Aquello me puso aún más nervioso y recordé la vez, que había observado su rostro y pensado en lo bonitos que eran sus ojos, y esa noche, bajo la luz de las luciérnagas, solo podía volver a pensar en lo mismo.

—Que me...

—Con que aquí estaban —interrumpió una voz—, y ambos nos sobresaltamos. En cuanto la rubia se percató de la posición en la que nos encontrábamos, nos miró con asombro y después su expresión pasó a una avergonzada. —Lo siento —dijo nerviosa—. No era mi intención interrumpir —Dina comenzó a caminar hacia donde había venido

—¿Por qué te disculpas, solo estábamos conversando?—respondió Castel con confusión, mientras se paraba.

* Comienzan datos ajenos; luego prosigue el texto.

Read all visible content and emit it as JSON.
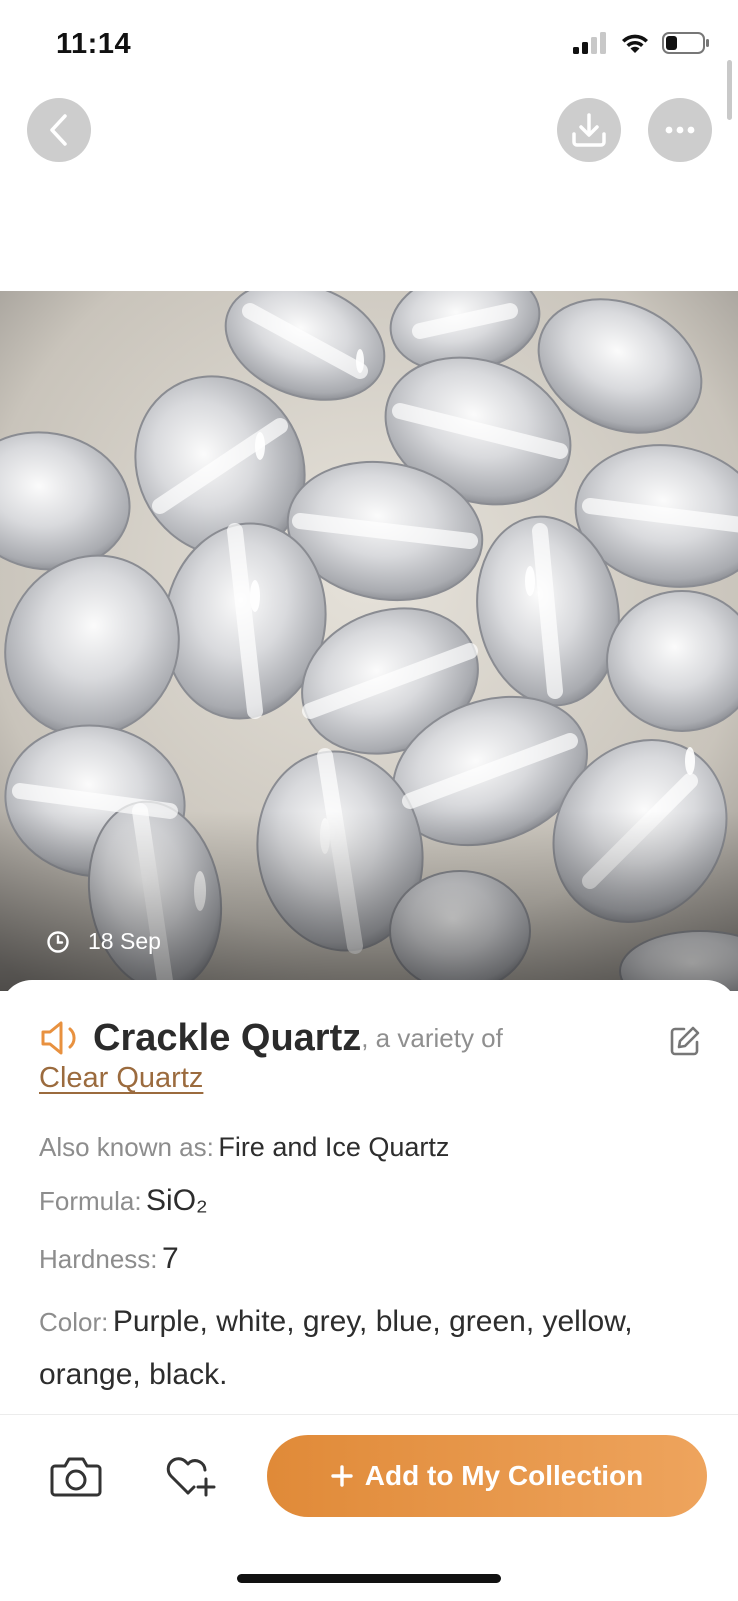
{
  "status_bar": {
    "time": "11:14"
  },
  "header": {
    "back_icon": "chevron-left-icon",
    "download_icon": "download-icon",
    "more_icon": "more-horizontal-icon"
  },
  "photo": {
    "date_icon": "clock-icon",
    "date": "18 Sep"
  },
  "stone": {
    "audio_icon": "speaker-icon",
    "name": "Crackle Quartz",
    "variety_text": ", a variety of",
    "parent": "Clear Quartz",
    "edit_icon": "edit-icon",
    "properties": {
      "aka_label": "Also known as:",
      "aka_value": "Fire and Ice Quartz",
      "formula_label": "Formula:",
      "formula_value": "SiO₂",
      "hardness_label": "Hardness:",
      "hardness_value": "7",
      "color_label": "Color:",
      "color_value": "Purple, white, grey, blue, green, yellow, orange, black."
    }
  },
  "bottom_bar": {
    "camera_icon": "camera-icon",
    "wishlist_icon": "heart-plus-icon",
    "add_label": "Add to My Collection",
    "add_icon": "plus-icon"
  },
  "colors": {
    "accent": "#e8913f",
    "link": "#9b6b3e",
    "label_gray": "#8d8d8d"
  }
}
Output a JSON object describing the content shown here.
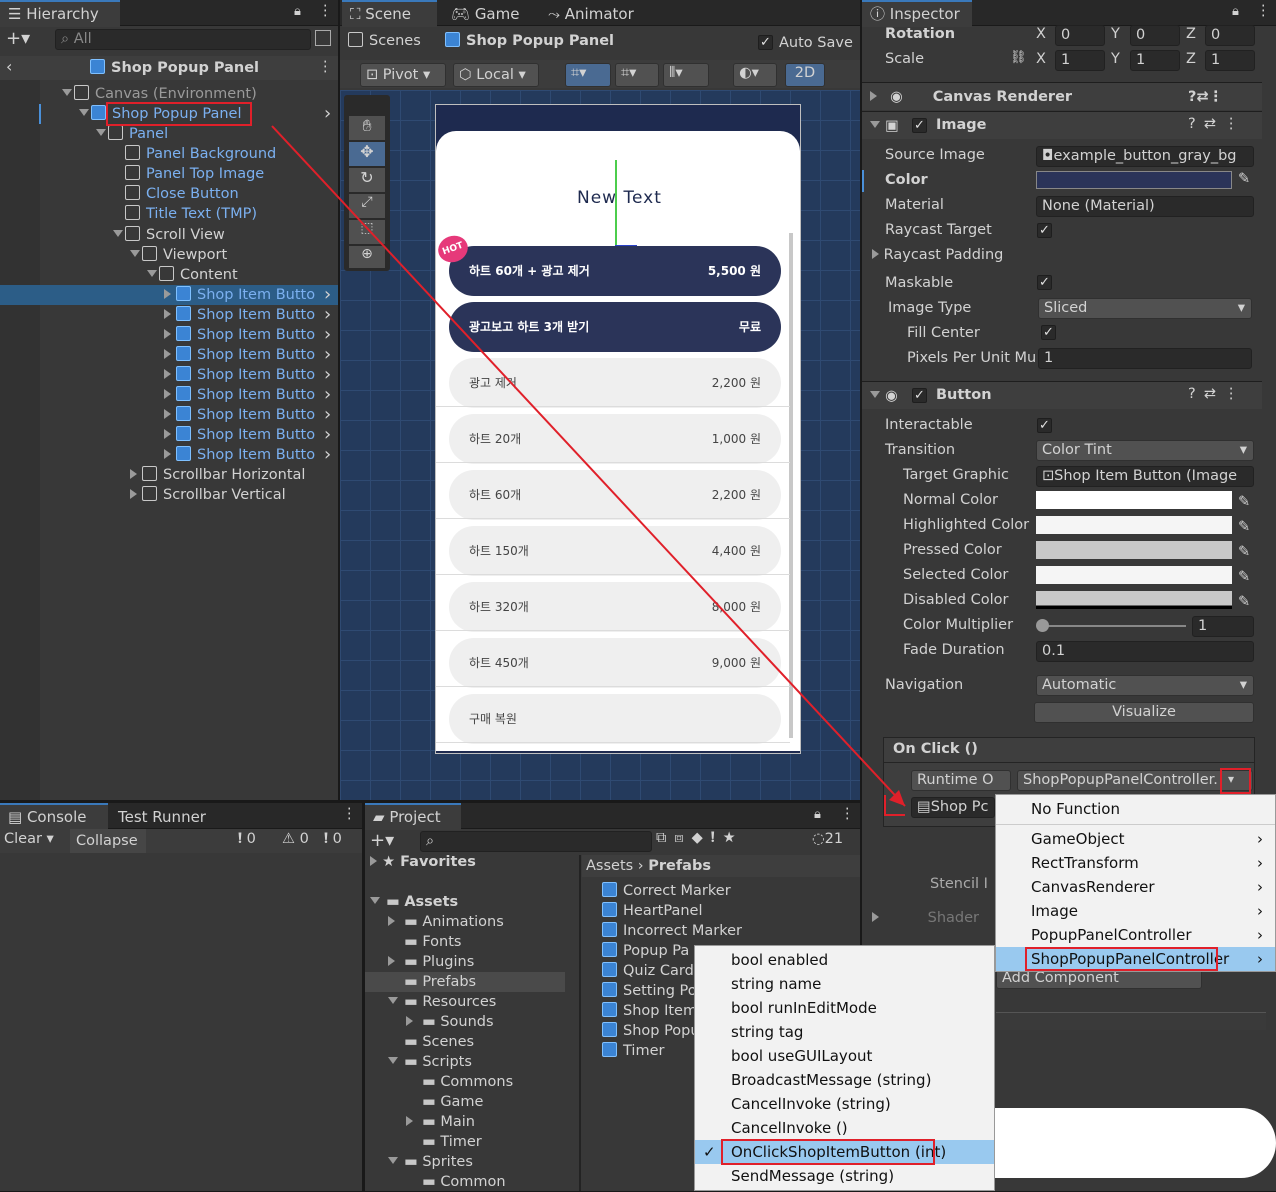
{
  "hierarchy": {
    "tab": "Hierarchy",
    "search": "All",
    "root": "Shop Popup Panel",
    "items": [
      {
        "label": "Canvas (Environment)",
        "depth": 0
      },
      {
        "label": "Shop Popup Panel",
        "depth": 1
      },
      {
        "label": "Panel",
        "depth": 2
      },
      {
        "label": "Panel Background",
        "depth": 3
      },
      {
        "label": "Panel Top Image",
        "depth": 3
      },
      {
        "label": "Close Button",
        "depth": 3
      },
      {
        "label": "Title Text (TMP)",
        "depth": 3
      },
      {
        "label": "Scroll View",
        "depth": 3
      },
      {
        "label": "Viewport",
        "depth": 4
      },
      {
        "label": "Content",
        "depth": 5
      },
      {
        "label": "Shop Item Butto",
        "depth": 6
      },
      {
        "label": "Shop Item Butto",
        "depth": 6
      },
      {
        "label": "Shop Item Butto",
        "depth": 6
      },
      {
        "label": "Shop Item Butto",
        "depth": 6
      },
      {
        "label": "Shop Item Butto",
        "depth": 6
      },
      {
        "label": "Shop Item Butto",
        "depth": 6
      },
      {
        "label": "Shop Item Butto",
        "depth": 6
      },
      {
        "label": "Shop Item Butto",
        "depth": 6
      },
      {
        "label": "Shop Item Butto",
        "depth": 6
      },
      {
        "label": "Scrollbar Horizontal",
        "depth": 4
      },
      {
        "label": "Scrollbar Vertical",
        "depth": 4
      }
    ]
  },
  "scene": {
    "tabs": [
      "Scene",
      "Game",
      "Animator"
    ],
    "breadcrumb_root": "Scenes",
    "breadcrumb": "Shop Popup Panel",
    "autosave": "Auto Save",
    "pivot": "Pivot",
    "local": "Local",
    "mode2d": "2D",
    "popup": {
      "title": "New Text",
      "badge": "HOT",
      "rows": [
        {
          "name": "하트 60개 + 광고 제거",
          "price": "5,500 원",
          "dark": true
        },
        {
          "name": "광고보고 하트 3개 받기",
          "price": "무료",
          "dark": true
        },
        {
          "name": "광고 제거",
          "price": "2,200 원",
          "dark": false
        },
        {
          "name": "하트 20개",
          "price": "1,000 원",
          "dark": false
        },
        {
          "name": "하트 60개",
          "price": "2,200 원",
          "dark": false
        },
        {
          "name": "하트 150개",
          "price": "4,400 원",
          "dark": false
        },
        {
          "name": "하트 320개",
          "price": "8,000 원",
          "dark": false
        },
        {
          "name": "하트 450개",
          "price": "9,000 원",
          "dark": false
        },
        {
          "name": "구매 복원",
          "price": "",
          "dark": false
        }
      ]
    }
  },
  "console": {
    "tabs": [
      "Console",
      "Test Runner"
    ],
    "clear": "Clear",
    "collapse": "Collapse",
    "counts": [
      "0",
      "0",
      "0"
    ]
  },
  "project": {
    "tab": "Project",
    "count": "21",
    "favorites": "Favorites",
    "path": [
      "Assets",
      "Prefabs"
    ],
    "tree": [
      {
        "label": "Assets",
        "d": 0
      },
      {
        "label": "Animations",
        "d": 1
      },
      {
        "label": "Fonts",
        "d": 1
      },
      {
        "label": "Plugins",
        "d": 1
      },
      {
        "label": "Prefabs",
        "d": 1
      },
      {
        "label": "Resources",
        "d": 1
      },
      {
        "label": "Sounds",
        "d": 2
      },
      {
        "label": "Scenes",
        "d": 1
      },
      {
        "label": "Scripts",
        "d": 1
      },
      {
        "label": "Commons",
        "d": 2
      },
      {
        "label": "Game",
        "d": 2
      },
      {
        "label": "Main",
        "d": 2
      },
      {
        "label": "Timer",
        "d": 2
      },
      {
        "label": "Sprites",
        "d": 1
      },
      {
        "label": "Common",
        "d": 2
      }
    ],
    "assets": [
      "Correct Marker",
      "HeartPanel",
      "Incorrect Marker",
      "Popup Pa",
      "Quiz Card",
      "Setting Po",
      "Shop Item",
      "Shop Popu",
      "Timer"
    ]
  },
  "inspector": {
    "tab": "Inspector",
    "rotation": {
      "label": "Rotation",
      "x": "0",
      "y": "0",
      "z": "0"
    },
    "scale": {
      "label": "Scale",
      "x": "1",
      "y": "1",
      "z": "1"
    },
    "canvas_renderer": "Canvas Renderer",
    "image": {
      "title": "Image",
      "source_label": "Source Image",
      "source": "example_button_gray_bg",
      "color_label": "Color",
      "material_label": "Material",
      "material": "None (Material)",
      "raycast_label": "Raycast Target",
      "padding_label": "Raycast Padding",
      "maskable_label": "Maskable",
      "type_label": "Image Type",
      "type": "Sliced",
      "fill_label": "Fill Center",
      "ppu_label": "Pixels Per Unit Mu",
      "ppu": "1"
    },
    "button": {
      "title": "Button",
      "interactable": "Interactable",
      "transition_label": "Transition",
      "transition": "Color Tint",
      "target_label": "Target Graphic",
      "target": "Shop Item Button (Image",
      "normal": "Normal Color",
      "highlighted": "Highlighted Color",
      "pressed": "Pressed Color",
      "selected": "Selected Color",
      "disabled": "Disabled Color",
      "multiplier_label": "Color Multiplier",
      "multiplier": "1",
      "fade_label": "Fade Duration",
      "fade": "0.1",
      "nav_label": "Navigation",
      "nav": "Automatic",
      "visualize": "Visualize",
      "onclick": "On Click ()",
      "runtime": "Runtime O",
      "function": "ShopPopupPanelController.",
      "object": "Shop Pc"
    },
    "stencil": "Stencil I",
    "shader": "Shader",
    "add_component": "Add Component"
  },
  "menu1": [
    "No Function",
    "GameObject",
    "RectTransform",
    "CanvasRenderer",
    "Image",
    "PopupPanelController",
    "ShopPopupPanelController"
  ],
  "menu2": [
    "bool enabled",
    "string name",
    "bool runInEditMode",
    "string tag",
    "bool useGUILayout",
    "BroadcastMessage (string)",
    "CancelInvoke (string)",
    "CancelInvoke ()",
    "OnClickShopItemButton (int)",
    "SendMessage (string)"
  ],
  "colors": {
    "accent": "#3a79bb",
    "highlight": "#99c9ef",
    "red": "#e0202a",
    "navy": "#2b3459"
  }
}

Yo aún permanecía en mi lugar. Solo había alcanzado a sentarme.

La voz de la rubia había sido un golpe de realidad.

No podía creer que había estado a punto de decirle a Castel, que quizás me gustaba, y que por un instante consideré que era la persona que tanto había buscado. Si Dina no hubiese interrumpido, probablemente todo habría acabado mal. Castel me hubiese tachado de raro y alejado de él al instante.

Tenía que ordenar mis pensamientos. Quizás la situación en la que nos encontrábamos había causado confusión en mi interior. Tal vez estaba tan desesperado por romper el hechizo, que cada vez pensaba las cosas con menos claridad.

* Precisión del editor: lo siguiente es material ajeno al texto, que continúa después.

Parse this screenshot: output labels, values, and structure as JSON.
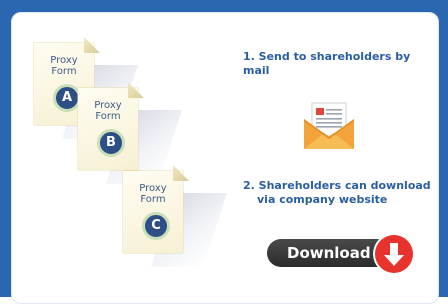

Intenté justificar todos los puntos que antes había considerado, pero ¿qué excusa podía dar, si una parte de mí, se sentía decepcionada de no haberle confesado a Castel todo lo que sentía en ese momento? Si no podía dejar de repetir una y otra vez su imagen, y no podía sacar de mi cabeza, que si solo alguno de los dos se hubiese movido un par de centímetros, algo más habría ocurrido.

Dina parecía querer debatir, pero al desviar su mirada hacia mí, y ver lo que seguramente era una expresión difícil de comprender en mi rostro. Se relajó y volvió a acercarse hasta donde estaba.

—¿Está bien, alteza?—cuestionó tendiéndome su mano, para ayudar a pararme.

—Sí—respondí con torpeza—. Ya lo dijo él, solo conversábamos —sonreí lo mejor que pude—. Debería volver a la fogata, está haciendo frío. — Gracias, chicos —dije y comencé a caminar hacia donde los demás se encontraban.

—¿Por qué nos da las gracias?—escuché susurrar a Dina con confusión.

—No creo que nos hablara a nosotros, al menos no esa parte. Seguramente estaba agradeciéndole a las luciérnagas —respondió Castel.

Dina le cuestionó algo más, pero ya no fui capaz de escucharlo, pues ya me encontraba bastante lejos.

Volví a sentarme junto a Dante, quien estaba recargado de Cupido. Ambos parecían bastante ebrios, pues apenas y podían mantener los ojos abiertos.

Vladimir me miró apenas un segundo con desprecio y después desvió su mirada hacia el fuego.